Why this forward pre hook not working as expected?

I implemented weight standardization via register_forward_pre_hook as follows:

from torch.nn.parameter import Parameter

class WeightStandardization(object):
    def __init__(self, weight_name, dim):
        if dim is None:
            dim = 0
        self.weight_name = weight_name
        self.dim  = dim

    def compute_weight(self, module):
        w = getattr(module, self.weight_name + '_0')
        w_mean = w.mean(dim=self.dim, keepdim=True)
        w = w - w_mean
        std = w.std(dim=self.dim, keepdim=True) + 1e-5
        w = w / std
        return w

    def apply(module, weight_name, dim):
        for k, hook in module._forward_pre_hooks.items():
            if isinstance(hook, WeightStandardization) and hook.weight_name == weight_name:
                raise RuntimeError("Cannot register two weight_standardization hooks on the same parameter {}".format(weight_name))

        if dim is None:
            dim = 0

        fn = WeightStandardization(weight_name, dim)

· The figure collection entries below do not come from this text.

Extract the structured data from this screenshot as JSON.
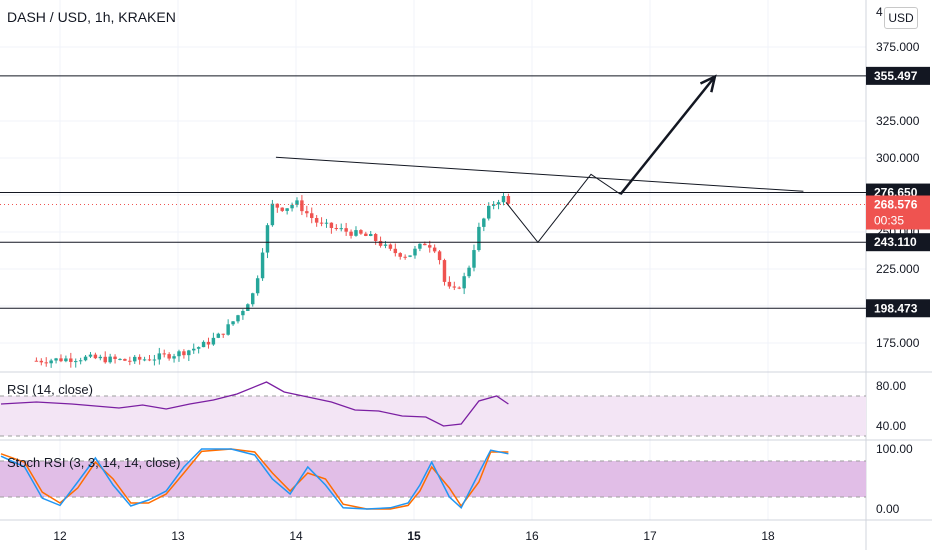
{
  "symbol": "DASH / USD, 1h, KRAKEN",
  "currency_button": "USD",
  "colors": {
    "up": "#26a69a",
    "down": "#ef5350",
    "rsi_line": "#7b1fa2",
    "rsi_band": "#f3e5f5",
    "stoch_band": "#e1bee7",
    "stoch_k": "#2196f3",
    "stoch_d": "#ff6d00",
    "current_price": "#ef5350",
    "level_box": "#131722"
  },
  "chart_data": [
    {
      "type": "candlestick",
      "title": "DASH / USD, 1h, KRAKEN",
      "x_ticks": [
        "12",
        "13",
        "14",
        "15",
        "16",
        "17",
        "18"
      ],
      "y_ticks": [
        175,
        200,
        225,
        250,
        275,
        300,
        325,
        375
      ],
      "y_tick_labels": [
        "175.000",
        "200.000",
        "225.000",
        "250.000",
        "275.000",
        "300.000",
        "325.000",
        "375.000"
      ],
      "ylim": [
        150,
        400
      ],
      "xlim": [
        11.5,
        18.8
      ],
      "y_axis_top_label": "4",
      "horizontal_levels": [
        {
          "label": "355.497",
          "value": 355.497
        },
        {
          "label": "276.650",
          "value": 276.65
        },
        {
          "label": "243.110",
          "value": 243.11
        },
        {
          "label": "198.473",
          "value": 198.473
        }
      ],
      "current_price": {
        "label": "268.576",
        "value": 268.576,
        "countdown": "00:35"
      },
      "trendline": [
        [
          13.83,
          300.5
        ],
        [
          18.3,
          277.5
        ]
      ],
      "projection_path": [
        [
          15.78,
          270
        ],
        [
          16.05,
          243
        ],
        [
          16.5,
          289
        ],
        [
          16.75,
          275.5
        ]
      ],
      "projection_arrow": [
        [
          16.75,
          275.5
        ],
        [
          17.55,
          355
        ]
      ],
      "price_path": [
        [
          11.8,
          163
        ],
        [
          12.0,
          164
        ],
        [
          12.2,
          165
        ],
        [
          12.4,
          164
        ],
        [
          12.6,
          163
        ],
        [
          12.8,
          165
        ],
        [
          13.0,
          168
        ],
        [
          13.2,
          173
        ],
        [
          13.35,
          180
        ],
        [
          13.45,
          188
        ],
        [
          13.55,
          198
        ],
        [
          13.65,
          210
        ],
        [
          13.72,
          240
        ],
        [
          13.8,
          268
        ],
        [
          13.9,
          266
        ],
        [
          14.0,
          270
        ],
        [
          14.1,
          262
        ],
        [
          14.2,
          255
        ],
        [
          14.35,
          252
        ],
        [
          14.5,
          249
        ],
        [
          14.65,
          246
        ],
        [
          14.8,
          237
        ],
        [
          14.95,
          234
        ],
        [
          15.1,
          243
        ],
        [
          15.2,
          238
        ],
        [
          15.27,
          212
        ],
        [
          15.35,
          210
        ],
        [
          15.45,
          222
        ],
        [
          15.55,
          252
        ],
        [
          15.65,
          268
        ],
        [
          15.75,
          274
        ],
        [
          15.8,
          268.576
        ]
      ]
    },
    {
      "type": "line",
      "title": "RSI (14, close)",
      "y_tick_labels": [
        "80.00",
        "40.00"
      ],
      "ylim": [
        20,
        95
      ],
      "band": [
        30,
        70
      ],
      "series": [
        {
          "values": [
            [
              11.5,
              62
            ],
            [
              11.8,
              64
            ],
            [
              12.1,
              62
            ],
            [
              12.3,
              60
            ],
            [
              12.5,
              58
            ],
            [
              12.7,
              61
            ],
            [
              12.9,
              57
            ],
            [
              13.1,
              62
            ],
            [
              13.3,
              66
            ],
            [
              13.5,
              72
            ],
            [
              13.75,
              84
            ],
            [
              13.9,
              74
            ],
            [
              14.1,
              69
            ],
            [
              14.3,
              64
            ],
            [
              14.5,
              56
            ],
            [
              14.7,
              55
            ],
            [
              14.9,
              50
            ],
            [
              15.1,
              49
            ],
            [
              15.25,
              40
            ],
            [
              15.4,
              42
            ],
            [
              15.55,
              65
            ],
            [
              15.7,
              70
            ],
            [
              15.8,
              62
            ]
          ]
        }
      ]
    },
    {
      "type": "line",
      "title": "Stoch RSI (3, 3, 14, 14, close)",
      "y_tick_labels": [
        "100.00",
        "0.00"
      ],
      "ylim": [
        -10,
        110
      ],
      "band": [
        20,
        80
      ],
      "series": [
        {
          "values": [
            [
              11.5,
              88
            ],
            [
              11.7,
              70
            ],
            [
              11.85,
              18
            ],
            [
              12.0,
              6
            ],
            [
              12.15,
              45
            ],
            [
              12.3,
              85
            ],
            [
              12.45,
              40
            ],
            [
              12.6,
              5
            ],
            [
              12.75,
              15
            ],
            [
              12.9,
              30
            ],
            [
              13.05,
              70
            ],
            [
              13.2,
              100
            ],
            [
              13.45,
              100
            ],
            [
              13.65,
              90
            ],
            [
              13.8,
              50
            ],
            [
              13.95,
              25
            ],
            [
              14.1,
              70
            ],
            [
              14.25,
              40
            ],
            [
              14.4,
              2
            ],
            [
              14.6,
              0
            ],
            [
              14.8,
              2
            ],
            [
              14.95,
              10
            ],
            [
              15.05,
              40
            ],
            [
              15.15,
              78
            ],
            [
              15.3,
              20
            ],
            [
              15.4,
              2
            ],
            [
              15.55,
              60
            ],
            [
              15.65,
              98
            ],
            [
              15.8,
              92
            ]
          ]
        },
        {
          "values": [
            [
              11.5,
              92
            ],
            [
              11.7,
              78
            ],
            [
              11.85,
              28
            ],
            [
              12.0,
              10
            ],
            [
              12.15,
              35
            ],
            [
              12.3,
              78
            ],
            [
              12.45,
              50
            ],
            [
              12.6,
              10
            ],
            [
              12.75,
              10
            ],
            [
              12.9,
              25
            ],
            [
              13.05,
              60
            ],
            [
              13.2,
              96
            ],
            [
              13.45,
              100
            ],
            [
              13.65,
              95
            ],
            [
              13.8,
              60
            ],
            [
              13.95,
              30
            ],
            [
              14.1,
              60
            ],
            [
              14.25,
              50
            ],
            [
              14.4,
              8
            ],
            [
              14.6,
              0
            ],
            [
              14.8,
              0
            ],
            [
              14.95,
              6
            ],
            [
              15.05,
              30
            ],
            [
              15.15,
              70
            ],
            [
              15.3,
              35
            ],
            [
              15.4,
              5
            ],
            [
              15.55,
              45
            ],
            [
              15.65,
              95
            ],
            [
              15.8,
              95
            ]
          ]
        }
      ]
    }
  ]
}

        weight = getattr(module, weight_name)

        # add weight before WS as parameter
        module.register_parameter(weight_name + '_0', Parameter(weight.data))

        # remove w from parameter list
        delattr(module, weight_name)
        setattr(module, weight_name, fn.compute_weight(module))
        if weight_name in module._parameters:
            del module._parameters[weight_name]

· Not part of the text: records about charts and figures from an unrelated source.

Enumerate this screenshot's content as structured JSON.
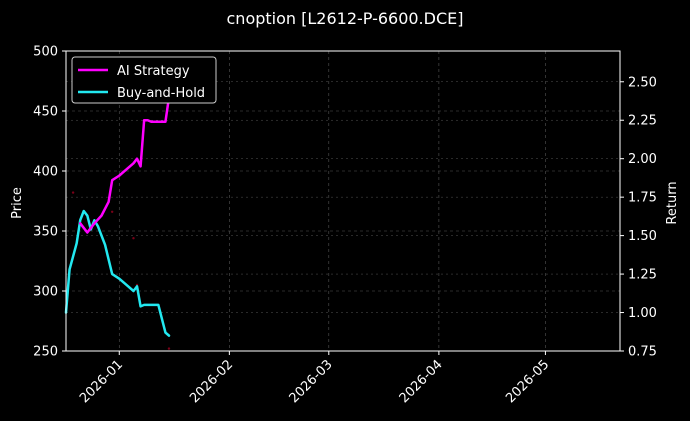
{
  "chart_data": {
    "type": "line",
    "title": "cnoption [L2612-P-6600.DCE]",
    "xlabel": "",
    "ylabel_left": "Price",
    "ylabel_right": "Return",
    "x_range": [
      "2025-12-17",
      "2026-05-22"
    ],
    "x_ticks": [
      "2026-01",
      "2026-02",
      "2026-03",
      "2026-04",
      "2026-05"
    ],
    "x_tick_dates": [
      "2026-01-01",
      "2026-02-01",
      "2026-03-01",
      "2026-04-01",
      "2026-05-01"
    ],
    "ylim_left": [
      250,
      500
    ],
    "yticks_left": [
      250,
      300,
      350,
      400,
      450,
      500
    ],
    "ylim_right": [
      0.75,
      2.7
    ],
    "yticks_right": [
      0.75,
      1.0,
      1.25,
      1.5,
      1.75,
      2.0,
      2.25,
      2.5
    ],
    "ytick_labels_right": [
      "0.75",
      "1.00",
      "1.25",
      "1.50",
      "1.75",
      "2.00",
      "2.25",
      "2.50"
    ],
    "grid": true,
    "legend_position": "top-left",
    "colors": {
      "background": "#000000",
      "ai_strategy": "#ff00ff",
      "buy_and_hold": "#22e8f0",
      "price_markers": "#7a0018",
      "grid": "#555555",
      "axes": "#ffffff"
    },
    "series": [
      {
        "name": "AI Strategy",
        "axis": "right",
        "points": [
          [
            "2025-12-21",
            1.58
          ],
          [
            "2025-12-23",
            1.52
          ],
          [
            "2025-12-25",
            1.58
          ],
          [
            "2025-12-27",
            1.63
          ],
          [
            "2025-12-29",
            1.72
          ],
          [
            "2025-12-30",
            1.86
          ],
          [
            "2026-01-01",
            1.89
          ],
          [
            "2026-01-03",
            1.93
          ],
          [
            "2026-01-05",
            1.97
          ],
          [
            "2026-01-06",
            2.0
          ],
          [
            "2026-01-07",
            1.95
          ],
          [
            "2026-01-08",
            2.25
          ],
          [
            "2026-01-09",
            2.25
          ],
          [
            "2026-01-10",
            2.24
          ],
          [
            "2026-01-14",
            2.24
          ],
          [
            "2026-01-15",
            2.4
          ],
          [
            "2026-01-16",
            2.59
          ]
        ]
      },
      {
        "name": "Buy-and-Hold",
        "axis": "right",
        "points": [
          [
            "2025-12-17",
            1.0
          ],
          [
            "2025-12-18",
            1.28
          ],
          [
            "2025-12-20",
            1.45
          ],
          [
            "2025-12-21",
            1.6
          ],
          [
            "2025-12-22",
            1.66
          ],
          [
            "2025-12-23",
            1.63
          ],
          [
            "2025-12-24",
            1.54
          ],
          [
            "2025-12-25",
            1.6
          ],
          [
            "2025-12-26",
            1.56
          ],
          [
            "2025-12-28",
            1.44
          ],
          [
            "2025-12-30",
            1.25
          ],
          [
            "2026-01-01",
            1.22
          ],
          [
            "2026-01-03",
            1.18
          ],
          [
            "2026-01-05",
            1.14
          ],
          [
            "2026-01-06",
            1.17
          ],
          [
            "2026-01-07",
            1.04
          ],
          [
            "2026-01-08",
            1.05
          ],
          [
            "2026-01-12",
            1.05
          ],
          [
            "2026-01-14",
            0.87
          ],
          [
            "2026-01-15",
            0.85
          ]
        ]
      }
    ],
    "price_markers": {
      "axis": "left",
      "points": [
        [
          "2025-12-19",
          382
        ],
        [
          "2025-12-30",
          366
        ],
        [
          "2026-01-05",
          344
        ],
        [
          "2026-01-06",
          305
        ],
        [
          "2026-01-14",
          485
        ],
        [
          "2026-01-15",
          252
        ]
      ]
    }
  }
}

        # recompute weight before every forward()

        return fn

    def remove(self, module):
        weight = self.compute_weight(module)
        delattr(module, self.weight_name)
        del module._parameters[self.weight_name + '_0']
        setattr(module, self.weight_name, Parameter(weight.data))

    def __call__(self, module, inputs):
        setattr(module, self.weight_name, self.compute_weight(module))

def weight_standardization(module, weight_name='weight', dim=0):
    Applies weight standardization to a parameter in the given module.
    WeightStandardization.apply(module, weight_name, dim)
    return module

def remove_weight_standardization(module, weight_name='weight'):
    r"""Removes the weight standardization reparameterization from a module.

        module (Module): containing module
        weight_name (str, optional): weight_name of weight parameter
    for k, hook in module._forward_pre_hooks.items():
        if isinstance(hook, WeightStandardization) and hook.weight_name == weight_name:
            del module._forward_pre_hooks[k]
            return module

    raise ValueError("weight_standardization of '{}' not found in {}"
                     .format(weight_name, module))

It’s directly modified from Pytorch’s weight_norm.py. I also implemented a weight standardized version of Linear as

class Linear_WS(nn.Linear):
    def forward(self, input):
        weight = self.weight
        weight_mean = weight.mean(dim=0, keepdim=True)
        weight = weight - weight_mean
        std = weight.std(dim=0, keepdim=True) + 1e-5
        weight = weight / std
        return F.linear(input, weight, self.bias)

Model with Linear_WS trains OK while model with

l0 = nn.Linear(in_features=input_dim, out_features=output_dim)
l0 = weight_standardization(l0, weight_name='weight', dim=0)

doesn’t converge at all though they are expected to behave the same way.

I’m out of my mind to figure out why the forward pre hook not working as expected. Is there any misunderstanding on the use of forward pre hook here?

F.Y.I. version of Pytorch is 1.6.0

Could you use forward hooks and check verify that the weights were indeed standardized?
The forward hook should be executed during the forward pass after the pre hook, so you should be able to check the weight stats and make sure the workflow is correct.

Just did it. The weight is indeed standardized. The forward hook used for verification is as:

def verify_WS(module, input, output):
    w = getattr(module, 'weight_0')
    w_mean = w.mean(dim=0, keepdim=True)
    w = w - w_mean
    std = w.std(dim=0, keepdim=True) + 1e-5
    w = w / std

    w2 = getattr(module, 'weight')

    mask = w != w2
    if mask.any():
        d = torch.abs(w-w2)
        print('d=', d)
        print('WS verification passed')

The forward process seems OK.

Any more suggestions?

I’m not sure what to suggest, as it seems your code works properly based on your last post, no?

I suspect the backward pass might be broken somehow.

The only difference between my implementation of weight standardization hook function and Pytorch1.6.0’s weight normalization is within the compute_weight() function, where my implementation is explicitly done in python meanwhile Pytorch1.6.0’s implementation wraps the actual computation in another C level _weight_norm() function.

If you suspect the backward to be broken, did you check the gradients and compared them to the theoretical gradients or did you use gradcheck?